Madonna
Apesar de estar otimista e ansioso pelo lançamento de Confessions II, preciso admitir que estava cautelosamente otimista, pois, mesmo sendo a Madonna, os últimos lançamentos da cantora são, no mínimo, medianos em sua grande maioria. Então, eis que surge o lançamento de I Feel So Free para mudar a minha concepção, ao me deixar realmente excitado para o álbum, já que a canção é a melhor música da cantora em nada menos que vinte anos.
Na verdade, a canção não é apenas uma ótima canção, mas, sinceramente, já pode ser considerada digna de entrar no panteão das melhores da carreira da Rainha do pop. E isso é algo impressionante para uma artista que parecia estar no automático nos últimos trabalhos. Ao voltar a trabalhar com Stuart Prince, produtor do primeiro Confessions e responsável recentemente por trabalhos ao lado de Jessie Ware e Dua Lipa, a cantora não apenas se reconecta diretamente a uma sonoridade, mas também volta a ter química de verdade com um parceiro de criação. E isso é algo essencial para a construção de qualquer canção de uma artista tão única como a Madonna, e Stuart entende isso à perfeição. Por isso, I Feel So Free é uma verdadeira música com M maiúsculo.

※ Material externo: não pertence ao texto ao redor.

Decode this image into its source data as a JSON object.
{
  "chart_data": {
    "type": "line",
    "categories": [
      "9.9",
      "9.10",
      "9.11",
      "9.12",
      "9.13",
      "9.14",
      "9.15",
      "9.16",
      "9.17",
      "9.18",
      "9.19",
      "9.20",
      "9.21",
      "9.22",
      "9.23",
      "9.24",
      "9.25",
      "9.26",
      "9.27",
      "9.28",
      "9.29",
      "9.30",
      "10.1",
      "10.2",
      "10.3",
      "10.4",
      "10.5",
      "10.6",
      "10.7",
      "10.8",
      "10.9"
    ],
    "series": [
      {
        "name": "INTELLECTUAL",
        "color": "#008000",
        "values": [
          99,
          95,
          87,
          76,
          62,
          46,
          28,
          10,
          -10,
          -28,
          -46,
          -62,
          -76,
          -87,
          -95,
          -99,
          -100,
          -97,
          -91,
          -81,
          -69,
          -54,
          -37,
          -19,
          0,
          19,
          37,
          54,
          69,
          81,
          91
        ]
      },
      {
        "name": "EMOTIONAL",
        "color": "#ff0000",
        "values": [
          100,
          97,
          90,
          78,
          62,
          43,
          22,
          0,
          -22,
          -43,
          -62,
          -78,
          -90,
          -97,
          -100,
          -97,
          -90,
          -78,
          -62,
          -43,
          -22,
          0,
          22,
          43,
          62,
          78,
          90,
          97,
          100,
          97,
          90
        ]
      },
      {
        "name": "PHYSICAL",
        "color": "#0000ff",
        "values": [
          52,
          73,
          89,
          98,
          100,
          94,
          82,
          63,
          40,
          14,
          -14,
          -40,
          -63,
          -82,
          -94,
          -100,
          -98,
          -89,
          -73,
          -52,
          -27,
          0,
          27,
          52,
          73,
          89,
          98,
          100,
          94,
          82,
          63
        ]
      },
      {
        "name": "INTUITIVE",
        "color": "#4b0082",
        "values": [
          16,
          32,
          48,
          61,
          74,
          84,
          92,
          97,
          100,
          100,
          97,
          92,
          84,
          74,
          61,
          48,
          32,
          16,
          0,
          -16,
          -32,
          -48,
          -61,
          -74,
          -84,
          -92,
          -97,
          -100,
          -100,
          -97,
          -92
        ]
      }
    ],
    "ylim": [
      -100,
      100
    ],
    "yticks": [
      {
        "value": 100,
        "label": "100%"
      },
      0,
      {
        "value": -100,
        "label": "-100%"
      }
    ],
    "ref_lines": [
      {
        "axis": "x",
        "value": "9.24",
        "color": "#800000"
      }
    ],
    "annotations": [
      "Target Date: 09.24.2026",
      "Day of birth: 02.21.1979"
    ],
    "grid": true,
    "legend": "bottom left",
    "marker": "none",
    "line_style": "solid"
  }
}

Outra imensa qualidade da canção é o fato de que ela não é apenas uma continuidade da sonoridade do primeiro álbum, mas, sim, uma canção com identidade própria. Na verdade, a melhor definição é que I Feel So Free seria a prima direta de Hung Up/Sorry, mas que tem laços com outras influências. Parecidas, mas nada iguais. A canção, que não é um single oficial, traz uma fusão refinadíssima de deep house com progressive house e dance-pop, criando uma sonoridade esteticamente familiar, mas que vai se desenrolando em um trabalho energético, atmosférico, poderoso e impressionante. A produção consegue dar a gravidade e grandiosidade que uma música da Madonna precisa ter para carregar toda a sua força, lembrando de criar uma vibe que é puramente pop. E esse pop é em sua forma mais Madonna possível, com uma canção de mais de cinco minutos e com uma composição que basicamente é uma celebração da volta da artista, que logo no primeiro verso manda:
Sometimes I like to just hide in the shadows
Create a new persona
A different identity
I can be whoever I wanna be
Vocalmente, a canção é o melhor trabalho da cantora em anos, pois, além de deixar a sua voz o mais natural possível na parte cantada, os momentos em que ela declama os versos casam lindamente com a atmosfera da canção e são a base perfeita para o estouro sonoro do refrão e o ótimo clímax final.
Ainda é um pouco cedo para declarar que esse é o retorno à altura que a Madonna está planejando para si mesma. Todavia, se isso for uma prévia real do que está por vir, é certo que estaremos diante de outro marco da música.